Perdendo os traços de adolescente
Domingo, 25 de agosto de 2024, 17:00 na beira-mar de Fortaleza.
Os últimos dias têm sido carregados de fumaça e cinza.
Mesmo embaçando o céu da cidade, nem isso tirou a beleza do pôr do sol que esquenta a pele com o mormaço e o coração com o espetáculo.
Ainda assim, era um desses dias perfeitos em Fortaleza, que precisam ser aproveitados do primeiro ao último raio de sol. De preferência, onde ele podia ser melhor observado: na beira-mar.
E foi exatamente ela que me trouxe uma recordação especial.
No meio da caminhada no calçadão, enquanto tentávamos fazer o tempo passar mais rápido pelo cansaço que a falta de atletismo nos impôs, perguntei a ele se eu já havia mencionado que, durante a semana, ainda no auge dos meus 18-20 anos, fazia o percurso entre a minha casa e a beira-mar, de bicicleta.
Mesmo já sabendo que já trouxe o relato um cem número de vezes, percebi que ele respondeu com uma certa surpresa, acompanhada de uma compaixão própria de um filho que, pela milésima vez, ouve sua mãe repetir uma história cansada, mas que a faz sentir viva.
Senti vergonha por contar a mesma história, mas confesso que não me canso de lembrar dela por alguns motivos.
O primeiro: aprendi a conduzir a bicicleta muito tarde e precisava compensar todos os anos de infância passados sobre as 4 rodas daquela bicicleta roxa e adesivada com fotos das meninas superpoderosas.
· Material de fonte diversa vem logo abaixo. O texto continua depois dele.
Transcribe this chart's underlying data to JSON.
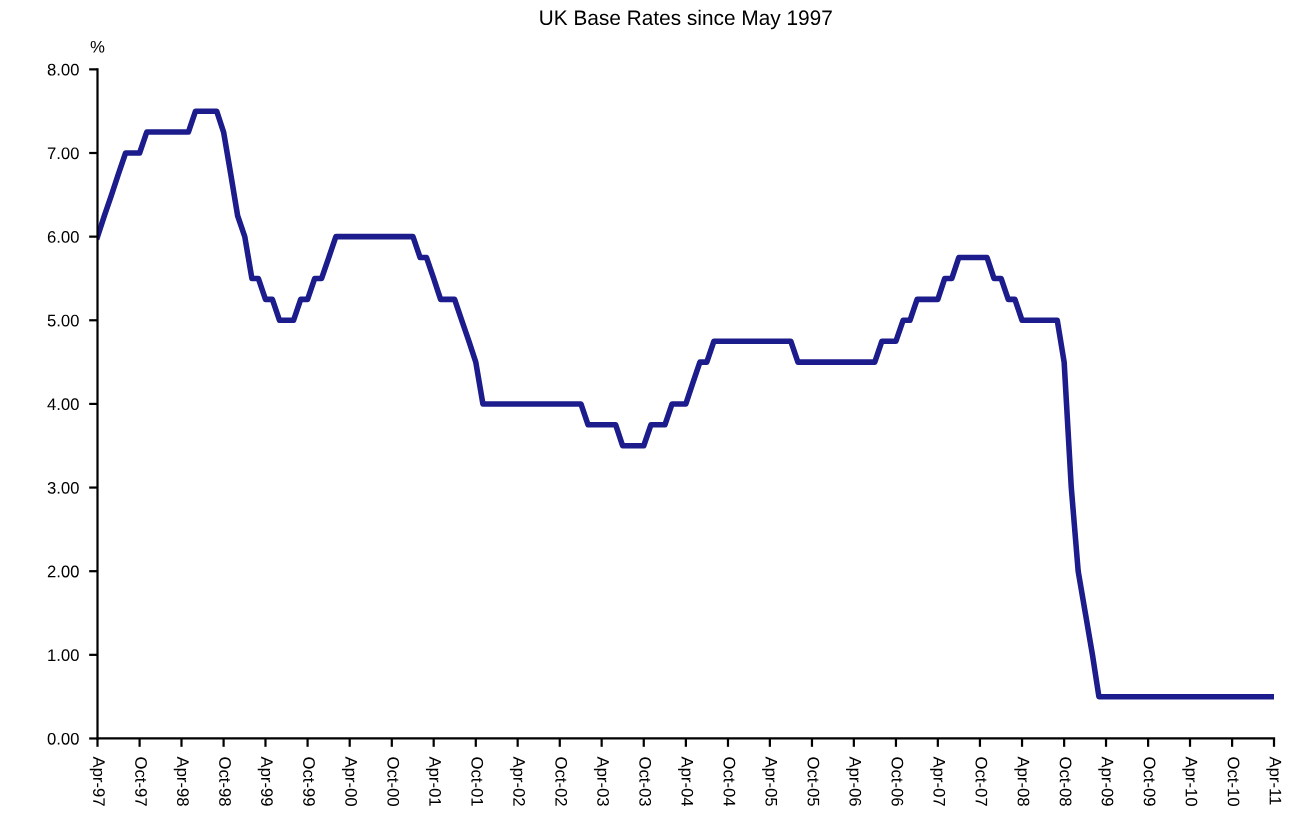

Agora seria diferente, coisa de gente grande, que anda pra onde quer.
O segundo: eu ainda não era habilitada para conduzir um carro sem que meus pais freassem no banco do carona. Logo, enquanto não soubesse dirigir bem, não poderia desfrutar da liberdade de ir para qualquer lugar que eu quisesse.
Mesmo sendo uma recém-formada na condução das duas rodas e ainda precisando aprimorar as habilidades de ciclista, era essa bicicleta que me permitia desfrutar de toda a liberdade que eu, enquanto uma jovem adolescente, urgia em experimentar.
Tudo nesse contexto me dava a sensação de liberdade: o banco exclusivo do ciclista, sem nenhum carona; as mãos sobre o guidão, o qual eu buscava controlar com o máximo de cuidado e responsabilidade; a condução a céu aberto, com o vento fresco da tarde alisando o meu rosto. E, claro, para coroar esse momento, chegando na beira-mar, o bom banho de mar com um pôr do sol em tons de roxo, azul e laranja.
Sempre que lembro desses momentos, tento conter o sorriso que, teimoso, insiste em aparecer, como que pedindo a aventura em “bis”.
Acontece que, hoje, olhando para trás, ao mesmo tempo em que sinto vontade de repetir o trajeto, me pergunto o que raios eu tinha na cabeça para passar por tanto perigo. Afinal, os louros vinham acompanhados de um trânsito pesado e do perigo iminente de atropelamento, para o qual eu não dava a mínima naquela época.
Pensando bem, como repetem por aí na mais nova trend, estou perdendo meus traços de adolescente.
O desejo de liberdade ainda existe aqui, mas não com a mesma urgência de ser experimentado com risco. O trajeto que antes percorria sozinha, hoje faço acompanhada e, devo dizer, prefiro assim.
Afinal, a única coisa que mudou foi o meio que me leva até esse lugar.
De resto, o mesmo pôr do sol e o mesmo mar me recebem todas as vezes, como quem deixa as portas abertas para quem é de casa entrar.